History is often a cold and bland subject, filled with mundane descriptions of ancient codes and long dead scholars. But get History liquored up and teach it electric guitar… and you’ve got one hell of a good time. Welcome to the drunken reverie of A Knight’s Tale.
A Knight’s Tale stars Heath Ledger as a poor serf who bluffs his way into knighthood and ultimately into becoming a jousting tournament champion in a quest for love, recognition, and glory. At his back is a predictably diverse and hearty pit crew, always at the ready to lend their friend a hand.
However, unlike any medieval tale you may have seen before, A Knight’s Tale throws accuracy out the window, in favor of hard pounding rock music, disco dance numbers, and almost sickeningly dashing looking garb. But, despite A Knight’s Tale’s somewhat distorted take on history, it is at its route no different than any other Knight errant story we’ve seen before. The black knight is there, complete with bad temper and womanizing sensibilities, as is fair maiden, though modernized with an attitude befitting the powerful and perplexing women of our century.
But the focus of A Knight’s Tale is jousting, plain and simple.
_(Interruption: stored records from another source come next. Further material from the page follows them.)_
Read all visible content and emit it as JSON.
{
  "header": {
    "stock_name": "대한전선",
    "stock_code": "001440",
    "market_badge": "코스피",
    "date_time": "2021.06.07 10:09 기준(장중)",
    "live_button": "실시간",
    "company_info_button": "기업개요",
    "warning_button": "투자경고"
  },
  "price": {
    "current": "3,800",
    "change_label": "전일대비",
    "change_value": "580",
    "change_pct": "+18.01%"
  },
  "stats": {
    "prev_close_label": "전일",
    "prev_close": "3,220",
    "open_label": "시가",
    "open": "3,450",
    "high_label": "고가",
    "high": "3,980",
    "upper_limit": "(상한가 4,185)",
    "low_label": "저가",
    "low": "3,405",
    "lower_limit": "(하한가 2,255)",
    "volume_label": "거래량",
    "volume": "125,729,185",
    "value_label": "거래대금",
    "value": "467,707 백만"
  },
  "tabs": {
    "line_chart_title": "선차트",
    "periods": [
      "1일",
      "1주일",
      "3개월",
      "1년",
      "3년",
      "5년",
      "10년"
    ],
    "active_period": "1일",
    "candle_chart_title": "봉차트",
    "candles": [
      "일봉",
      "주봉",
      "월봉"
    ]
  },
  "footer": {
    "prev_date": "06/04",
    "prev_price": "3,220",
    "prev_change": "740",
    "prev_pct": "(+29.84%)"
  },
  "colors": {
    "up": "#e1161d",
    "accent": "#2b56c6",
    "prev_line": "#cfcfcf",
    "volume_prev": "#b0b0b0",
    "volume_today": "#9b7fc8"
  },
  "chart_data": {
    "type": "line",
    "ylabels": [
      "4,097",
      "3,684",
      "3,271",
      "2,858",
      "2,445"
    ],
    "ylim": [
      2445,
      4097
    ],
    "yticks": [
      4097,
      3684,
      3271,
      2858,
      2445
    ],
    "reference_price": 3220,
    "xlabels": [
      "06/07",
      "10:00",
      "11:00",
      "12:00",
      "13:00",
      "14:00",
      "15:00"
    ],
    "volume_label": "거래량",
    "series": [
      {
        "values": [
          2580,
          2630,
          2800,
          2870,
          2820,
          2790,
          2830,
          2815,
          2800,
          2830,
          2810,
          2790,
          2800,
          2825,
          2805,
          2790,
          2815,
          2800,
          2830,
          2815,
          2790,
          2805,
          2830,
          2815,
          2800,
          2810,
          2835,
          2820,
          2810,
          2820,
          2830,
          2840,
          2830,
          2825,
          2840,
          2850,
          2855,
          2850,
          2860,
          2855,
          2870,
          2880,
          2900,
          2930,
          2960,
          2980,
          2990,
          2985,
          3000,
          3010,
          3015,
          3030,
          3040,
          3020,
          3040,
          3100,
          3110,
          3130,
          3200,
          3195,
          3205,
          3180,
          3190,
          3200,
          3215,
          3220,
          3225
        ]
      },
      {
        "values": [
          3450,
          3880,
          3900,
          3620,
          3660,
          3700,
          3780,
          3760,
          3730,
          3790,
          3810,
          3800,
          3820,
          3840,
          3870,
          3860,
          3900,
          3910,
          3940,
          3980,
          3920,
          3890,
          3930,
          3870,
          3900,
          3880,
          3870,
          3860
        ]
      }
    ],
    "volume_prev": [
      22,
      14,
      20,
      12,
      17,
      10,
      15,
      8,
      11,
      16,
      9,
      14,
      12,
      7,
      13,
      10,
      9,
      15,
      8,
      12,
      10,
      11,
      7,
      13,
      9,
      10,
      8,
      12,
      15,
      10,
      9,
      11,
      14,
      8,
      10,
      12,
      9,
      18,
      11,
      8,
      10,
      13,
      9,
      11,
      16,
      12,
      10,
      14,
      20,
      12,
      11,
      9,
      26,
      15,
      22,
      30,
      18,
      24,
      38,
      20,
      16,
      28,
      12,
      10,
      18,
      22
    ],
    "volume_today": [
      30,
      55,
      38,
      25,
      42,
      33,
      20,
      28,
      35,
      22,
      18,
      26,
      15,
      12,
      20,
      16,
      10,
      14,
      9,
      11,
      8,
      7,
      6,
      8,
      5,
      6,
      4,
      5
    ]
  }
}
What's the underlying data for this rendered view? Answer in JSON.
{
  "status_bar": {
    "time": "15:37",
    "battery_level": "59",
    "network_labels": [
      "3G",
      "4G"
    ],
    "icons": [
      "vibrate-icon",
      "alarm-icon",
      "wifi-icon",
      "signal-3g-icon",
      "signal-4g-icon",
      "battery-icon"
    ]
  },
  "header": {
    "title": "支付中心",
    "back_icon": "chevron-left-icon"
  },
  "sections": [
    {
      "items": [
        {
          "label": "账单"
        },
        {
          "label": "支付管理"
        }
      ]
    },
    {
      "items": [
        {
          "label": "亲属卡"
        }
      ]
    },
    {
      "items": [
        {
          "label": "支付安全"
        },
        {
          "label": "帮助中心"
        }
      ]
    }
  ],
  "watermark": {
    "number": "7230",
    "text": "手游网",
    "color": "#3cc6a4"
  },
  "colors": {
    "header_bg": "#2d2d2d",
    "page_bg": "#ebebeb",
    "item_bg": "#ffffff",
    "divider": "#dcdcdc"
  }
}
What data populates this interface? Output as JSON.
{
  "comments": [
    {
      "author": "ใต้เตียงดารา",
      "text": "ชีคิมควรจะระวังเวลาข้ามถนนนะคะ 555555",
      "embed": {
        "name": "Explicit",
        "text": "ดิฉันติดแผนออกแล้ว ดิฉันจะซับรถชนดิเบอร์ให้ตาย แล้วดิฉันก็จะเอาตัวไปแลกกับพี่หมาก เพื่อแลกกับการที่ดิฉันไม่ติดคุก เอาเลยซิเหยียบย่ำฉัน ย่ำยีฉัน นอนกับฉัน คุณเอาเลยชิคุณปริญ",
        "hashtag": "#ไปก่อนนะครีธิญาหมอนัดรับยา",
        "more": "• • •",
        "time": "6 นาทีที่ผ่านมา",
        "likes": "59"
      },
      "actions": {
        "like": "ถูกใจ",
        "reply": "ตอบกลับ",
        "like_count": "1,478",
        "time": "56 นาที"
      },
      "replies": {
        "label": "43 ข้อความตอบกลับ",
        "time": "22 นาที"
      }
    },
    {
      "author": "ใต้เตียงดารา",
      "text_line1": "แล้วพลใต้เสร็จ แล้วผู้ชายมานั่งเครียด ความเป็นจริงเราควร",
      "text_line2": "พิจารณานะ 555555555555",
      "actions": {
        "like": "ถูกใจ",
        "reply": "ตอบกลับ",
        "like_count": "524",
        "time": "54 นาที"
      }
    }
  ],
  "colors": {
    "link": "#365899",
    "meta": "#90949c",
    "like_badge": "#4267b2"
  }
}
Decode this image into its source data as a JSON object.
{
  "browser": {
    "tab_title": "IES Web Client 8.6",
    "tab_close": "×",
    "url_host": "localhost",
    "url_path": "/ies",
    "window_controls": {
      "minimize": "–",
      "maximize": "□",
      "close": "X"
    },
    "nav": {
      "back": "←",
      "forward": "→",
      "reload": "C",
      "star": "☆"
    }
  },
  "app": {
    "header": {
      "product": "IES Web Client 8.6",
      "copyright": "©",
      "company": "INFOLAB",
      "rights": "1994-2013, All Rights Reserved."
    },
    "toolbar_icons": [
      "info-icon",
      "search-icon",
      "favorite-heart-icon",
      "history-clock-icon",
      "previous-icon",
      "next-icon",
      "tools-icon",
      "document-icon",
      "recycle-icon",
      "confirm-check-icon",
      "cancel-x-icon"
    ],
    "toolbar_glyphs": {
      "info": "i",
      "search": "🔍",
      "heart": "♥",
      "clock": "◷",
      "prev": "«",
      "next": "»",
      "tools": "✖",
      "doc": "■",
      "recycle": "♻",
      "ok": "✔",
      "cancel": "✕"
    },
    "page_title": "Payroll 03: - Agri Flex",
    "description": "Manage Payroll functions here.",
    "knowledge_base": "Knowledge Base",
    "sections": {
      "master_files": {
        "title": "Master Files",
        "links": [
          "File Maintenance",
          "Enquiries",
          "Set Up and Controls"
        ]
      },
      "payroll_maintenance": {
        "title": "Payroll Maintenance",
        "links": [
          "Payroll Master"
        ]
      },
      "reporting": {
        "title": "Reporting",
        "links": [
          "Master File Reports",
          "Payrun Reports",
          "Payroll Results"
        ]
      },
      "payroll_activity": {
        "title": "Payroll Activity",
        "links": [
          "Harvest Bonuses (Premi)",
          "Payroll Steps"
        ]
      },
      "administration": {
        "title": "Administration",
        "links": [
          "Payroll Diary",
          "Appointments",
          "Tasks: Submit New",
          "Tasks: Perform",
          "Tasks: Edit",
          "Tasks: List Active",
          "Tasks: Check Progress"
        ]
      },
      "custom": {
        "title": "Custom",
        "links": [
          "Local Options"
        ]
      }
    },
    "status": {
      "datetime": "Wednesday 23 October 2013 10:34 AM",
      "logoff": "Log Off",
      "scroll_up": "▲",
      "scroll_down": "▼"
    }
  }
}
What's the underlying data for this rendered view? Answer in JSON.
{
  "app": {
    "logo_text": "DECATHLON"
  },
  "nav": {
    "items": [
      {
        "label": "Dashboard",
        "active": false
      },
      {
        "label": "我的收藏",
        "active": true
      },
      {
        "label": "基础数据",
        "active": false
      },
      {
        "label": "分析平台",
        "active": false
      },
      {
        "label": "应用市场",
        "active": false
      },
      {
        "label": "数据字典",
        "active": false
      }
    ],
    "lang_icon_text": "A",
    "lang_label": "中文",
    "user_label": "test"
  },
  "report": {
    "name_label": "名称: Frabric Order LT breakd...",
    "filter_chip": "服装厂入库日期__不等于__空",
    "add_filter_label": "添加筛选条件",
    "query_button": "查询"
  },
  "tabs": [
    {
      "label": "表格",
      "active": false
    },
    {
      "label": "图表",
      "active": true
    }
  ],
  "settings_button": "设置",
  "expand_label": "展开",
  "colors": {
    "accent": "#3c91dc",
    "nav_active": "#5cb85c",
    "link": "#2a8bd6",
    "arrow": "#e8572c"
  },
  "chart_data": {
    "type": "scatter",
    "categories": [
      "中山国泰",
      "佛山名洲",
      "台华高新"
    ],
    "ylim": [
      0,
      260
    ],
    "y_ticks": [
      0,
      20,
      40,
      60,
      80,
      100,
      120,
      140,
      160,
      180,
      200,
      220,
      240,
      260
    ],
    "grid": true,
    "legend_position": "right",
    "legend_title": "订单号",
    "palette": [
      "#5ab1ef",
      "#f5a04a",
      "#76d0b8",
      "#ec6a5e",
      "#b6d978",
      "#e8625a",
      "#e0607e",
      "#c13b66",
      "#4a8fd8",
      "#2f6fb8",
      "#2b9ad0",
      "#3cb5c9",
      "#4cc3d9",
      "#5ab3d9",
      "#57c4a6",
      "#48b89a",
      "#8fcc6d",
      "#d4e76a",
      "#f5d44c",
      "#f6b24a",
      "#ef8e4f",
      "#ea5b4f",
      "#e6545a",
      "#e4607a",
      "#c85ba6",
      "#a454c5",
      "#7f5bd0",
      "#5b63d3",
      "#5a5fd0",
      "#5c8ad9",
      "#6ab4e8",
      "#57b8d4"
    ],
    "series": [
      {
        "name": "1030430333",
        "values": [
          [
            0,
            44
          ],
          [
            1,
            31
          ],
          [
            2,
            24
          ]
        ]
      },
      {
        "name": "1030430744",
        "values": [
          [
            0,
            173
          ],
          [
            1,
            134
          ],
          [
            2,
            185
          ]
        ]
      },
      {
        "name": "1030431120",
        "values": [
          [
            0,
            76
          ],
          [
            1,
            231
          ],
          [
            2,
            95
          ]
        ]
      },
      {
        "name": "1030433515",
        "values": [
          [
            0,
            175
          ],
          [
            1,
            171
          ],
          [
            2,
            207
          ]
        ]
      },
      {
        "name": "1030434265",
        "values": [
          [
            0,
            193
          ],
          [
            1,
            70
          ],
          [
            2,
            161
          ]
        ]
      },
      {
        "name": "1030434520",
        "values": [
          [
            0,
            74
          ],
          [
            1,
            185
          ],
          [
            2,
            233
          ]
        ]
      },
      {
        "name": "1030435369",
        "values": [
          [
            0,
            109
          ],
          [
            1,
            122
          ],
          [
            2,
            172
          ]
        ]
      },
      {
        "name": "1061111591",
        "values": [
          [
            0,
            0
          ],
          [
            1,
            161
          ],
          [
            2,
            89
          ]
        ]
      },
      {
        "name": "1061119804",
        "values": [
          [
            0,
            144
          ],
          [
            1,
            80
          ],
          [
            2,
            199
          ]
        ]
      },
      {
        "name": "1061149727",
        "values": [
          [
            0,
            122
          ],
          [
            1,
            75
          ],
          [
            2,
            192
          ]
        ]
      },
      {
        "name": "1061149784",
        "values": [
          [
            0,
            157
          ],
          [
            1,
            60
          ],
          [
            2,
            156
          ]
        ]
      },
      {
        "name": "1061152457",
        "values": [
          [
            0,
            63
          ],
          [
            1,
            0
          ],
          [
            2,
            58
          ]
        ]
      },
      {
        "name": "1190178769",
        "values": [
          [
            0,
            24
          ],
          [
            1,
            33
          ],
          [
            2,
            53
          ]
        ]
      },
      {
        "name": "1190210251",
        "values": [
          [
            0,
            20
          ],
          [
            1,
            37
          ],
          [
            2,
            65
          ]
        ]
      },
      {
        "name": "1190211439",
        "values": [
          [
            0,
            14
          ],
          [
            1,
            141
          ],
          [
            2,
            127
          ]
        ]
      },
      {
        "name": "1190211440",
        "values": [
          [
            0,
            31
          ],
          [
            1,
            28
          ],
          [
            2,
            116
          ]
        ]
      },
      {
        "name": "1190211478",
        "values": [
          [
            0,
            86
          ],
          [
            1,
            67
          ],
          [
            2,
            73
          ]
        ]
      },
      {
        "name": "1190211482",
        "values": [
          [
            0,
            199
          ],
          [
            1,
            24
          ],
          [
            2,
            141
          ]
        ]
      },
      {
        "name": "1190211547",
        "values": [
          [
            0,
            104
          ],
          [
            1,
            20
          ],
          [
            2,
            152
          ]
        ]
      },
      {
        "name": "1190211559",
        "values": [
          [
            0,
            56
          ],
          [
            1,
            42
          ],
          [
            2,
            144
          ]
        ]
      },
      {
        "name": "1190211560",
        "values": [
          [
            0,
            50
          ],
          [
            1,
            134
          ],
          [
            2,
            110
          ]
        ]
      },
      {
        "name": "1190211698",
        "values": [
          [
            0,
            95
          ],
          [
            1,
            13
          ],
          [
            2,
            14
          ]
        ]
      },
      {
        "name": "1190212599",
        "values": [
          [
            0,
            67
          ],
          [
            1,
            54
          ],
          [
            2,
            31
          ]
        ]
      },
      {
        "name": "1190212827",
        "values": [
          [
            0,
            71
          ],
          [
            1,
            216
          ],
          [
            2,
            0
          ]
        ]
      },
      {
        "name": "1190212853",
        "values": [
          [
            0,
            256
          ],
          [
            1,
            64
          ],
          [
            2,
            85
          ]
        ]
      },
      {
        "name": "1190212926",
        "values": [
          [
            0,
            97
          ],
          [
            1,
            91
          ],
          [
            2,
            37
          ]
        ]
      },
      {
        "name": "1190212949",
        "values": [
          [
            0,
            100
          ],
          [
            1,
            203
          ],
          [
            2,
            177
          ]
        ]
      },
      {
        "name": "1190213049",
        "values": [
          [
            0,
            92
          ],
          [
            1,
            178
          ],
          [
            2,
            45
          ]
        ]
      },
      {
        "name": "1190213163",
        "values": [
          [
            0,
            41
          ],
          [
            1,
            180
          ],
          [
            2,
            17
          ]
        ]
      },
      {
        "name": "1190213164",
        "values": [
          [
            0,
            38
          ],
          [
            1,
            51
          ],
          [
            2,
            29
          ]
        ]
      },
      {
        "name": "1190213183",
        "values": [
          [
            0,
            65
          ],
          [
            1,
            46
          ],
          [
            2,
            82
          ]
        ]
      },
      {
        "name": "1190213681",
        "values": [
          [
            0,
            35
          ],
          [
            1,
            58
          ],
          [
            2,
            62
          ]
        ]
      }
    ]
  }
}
And it is at the tournaments themselves that the tale achieves the most success. Despite the somewhat surreal atmosphere of a medieval crowd chanting Queen’s “We Will Rock You”, the energy and electricity of tournament fighting rips across the screen and powers the film into overdrive, dragging you, its hapless audience right along with it.
Yet, outside the tournament ring, A Knight’s Tale falls right off its horse. Our hero is too scripted, our lady fair to bitchy, and our villainous villain too much like every black knight that has ever come before him. Outside the grit and guts of rock and roll tournaments, A Knight’s Tale is nothing more than a poorly thrown together children’s story in which someone has forgotten to include a fairy godmother.
Except for the occasional naked poet, A Knight’s Tale fails to achieve anything more than a few moments of oddball mediocrity, that only dulls our senses while we await the beginning of the next tournament which will probably end as predictably as the film itself
If A Knight’s Tale were a maiden fair, it would long ago have been served to the fiery appetites of an unscrupulous dragon.